Each executive will advise their host on issues involved in the supply and consumption of drug products according to USP spokeswoman Laura Provan, who told in-Pharmatechnologist.com that such collaborations are increasingly important.
“Consistent and well-harmonized standards developed by pharmacopeias are critical for ensuring the quality of medicines sourced and distributed on a global scale” Provan said, adding that the appointments continue a long history of collaboration between the two organisations.
She explained that the ChP and USP have worked to develop mutually acceptable documentary and physical standards for drugs and ingredients over many decades, most recently signing a memorandum of understanding (MoU) in 2008.
“Efforts such as these,” Provan continued “[are] further strengthened by the mutual appointments - will help ensure even closer ties and the development better and more consistent standards for drug manufacturers and regulators in the US and China.

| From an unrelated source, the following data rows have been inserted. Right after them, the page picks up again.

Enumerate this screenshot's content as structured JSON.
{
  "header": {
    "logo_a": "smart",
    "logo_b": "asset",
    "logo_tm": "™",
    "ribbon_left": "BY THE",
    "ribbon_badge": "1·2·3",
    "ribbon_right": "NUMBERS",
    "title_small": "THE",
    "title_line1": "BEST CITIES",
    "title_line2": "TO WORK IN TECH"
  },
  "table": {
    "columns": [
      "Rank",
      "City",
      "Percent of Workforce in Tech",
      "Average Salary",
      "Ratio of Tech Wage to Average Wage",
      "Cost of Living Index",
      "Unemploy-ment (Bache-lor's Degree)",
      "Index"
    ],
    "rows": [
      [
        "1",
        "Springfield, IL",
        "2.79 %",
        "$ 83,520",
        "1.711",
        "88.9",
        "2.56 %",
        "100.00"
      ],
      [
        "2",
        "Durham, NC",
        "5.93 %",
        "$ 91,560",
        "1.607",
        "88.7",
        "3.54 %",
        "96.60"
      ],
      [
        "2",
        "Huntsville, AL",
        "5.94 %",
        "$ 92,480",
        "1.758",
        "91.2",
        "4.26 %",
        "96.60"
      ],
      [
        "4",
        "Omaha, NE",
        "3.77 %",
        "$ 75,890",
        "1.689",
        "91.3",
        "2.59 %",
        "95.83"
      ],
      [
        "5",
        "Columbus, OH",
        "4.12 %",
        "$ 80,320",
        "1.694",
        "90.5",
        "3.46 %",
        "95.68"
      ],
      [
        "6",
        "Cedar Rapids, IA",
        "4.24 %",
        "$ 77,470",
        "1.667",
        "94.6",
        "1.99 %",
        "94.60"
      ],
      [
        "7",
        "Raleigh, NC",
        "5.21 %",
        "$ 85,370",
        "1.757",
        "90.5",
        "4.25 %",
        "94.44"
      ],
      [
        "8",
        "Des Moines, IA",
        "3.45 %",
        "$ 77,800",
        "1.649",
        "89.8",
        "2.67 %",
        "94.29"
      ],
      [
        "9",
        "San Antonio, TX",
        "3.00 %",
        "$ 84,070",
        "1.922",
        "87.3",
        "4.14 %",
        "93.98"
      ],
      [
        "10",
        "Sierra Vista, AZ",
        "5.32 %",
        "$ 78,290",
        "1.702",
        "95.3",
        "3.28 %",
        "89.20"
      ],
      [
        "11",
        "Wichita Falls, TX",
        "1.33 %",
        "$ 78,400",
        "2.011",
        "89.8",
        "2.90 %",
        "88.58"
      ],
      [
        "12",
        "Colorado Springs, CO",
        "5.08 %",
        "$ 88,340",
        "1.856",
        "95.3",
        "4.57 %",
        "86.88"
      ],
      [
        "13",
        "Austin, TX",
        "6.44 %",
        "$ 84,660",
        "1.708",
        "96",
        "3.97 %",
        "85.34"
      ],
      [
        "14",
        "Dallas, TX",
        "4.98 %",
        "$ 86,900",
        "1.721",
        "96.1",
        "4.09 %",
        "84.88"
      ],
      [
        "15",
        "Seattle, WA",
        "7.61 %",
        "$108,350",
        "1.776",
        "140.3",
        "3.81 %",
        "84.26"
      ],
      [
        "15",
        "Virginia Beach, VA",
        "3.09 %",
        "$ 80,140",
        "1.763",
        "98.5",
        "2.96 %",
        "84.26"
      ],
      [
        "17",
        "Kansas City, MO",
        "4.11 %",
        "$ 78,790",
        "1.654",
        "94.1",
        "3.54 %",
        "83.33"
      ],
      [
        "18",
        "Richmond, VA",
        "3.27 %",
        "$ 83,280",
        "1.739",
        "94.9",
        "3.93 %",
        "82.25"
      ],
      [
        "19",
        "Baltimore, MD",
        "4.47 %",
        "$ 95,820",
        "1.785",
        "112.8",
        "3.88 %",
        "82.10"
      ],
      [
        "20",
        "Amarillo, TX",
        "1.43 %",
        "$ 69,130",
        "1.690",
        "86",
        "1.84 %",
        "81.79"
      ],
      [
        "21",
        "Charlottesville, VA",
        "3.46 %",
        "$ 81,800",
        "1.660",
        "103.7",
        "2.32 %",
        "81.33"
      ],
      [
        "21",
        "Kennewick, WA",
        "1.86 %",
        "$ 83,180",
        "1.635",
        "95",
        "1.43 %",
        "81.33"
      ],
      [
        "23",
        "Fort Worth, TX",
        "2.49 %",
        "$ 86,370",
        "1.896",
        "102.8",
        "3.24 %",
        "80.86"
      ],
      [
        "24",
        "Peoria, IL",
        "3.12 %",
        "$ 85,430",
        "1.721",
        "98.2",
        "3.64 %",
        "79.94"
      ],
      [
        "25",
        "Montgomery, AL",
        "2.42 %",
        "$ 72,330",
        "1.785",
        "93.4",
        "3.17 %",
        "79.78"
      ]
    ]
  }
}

“USP and ChP will continue to expand on shared priorities identified through past memoranda of understanding, which include: joint work on standards development suitable for either or both pharmacopeias; visiting scientist programs; and co-sponsored meetings that continue to engage leaders from pharmacopeias of other regions and countries as well as practitioners in the compendial sciences.
Emerging markets
Collaboration with the ChP fits with USP’s focus on ensuring the quality of drugs sold in the US given that, according to a report from the American Enterprise Institute, in 2009 around 40 per cent of the APIs used in drugs sold in the US came from China.
The accord is also in keeping with the US organizations efforts to improve drug quality in less developed markets. In February, for example, it set up a programme to that focused on testing and analysis of drug ingredients in sub-Saharan Africa the majority of which, according to the USP, come from China and India.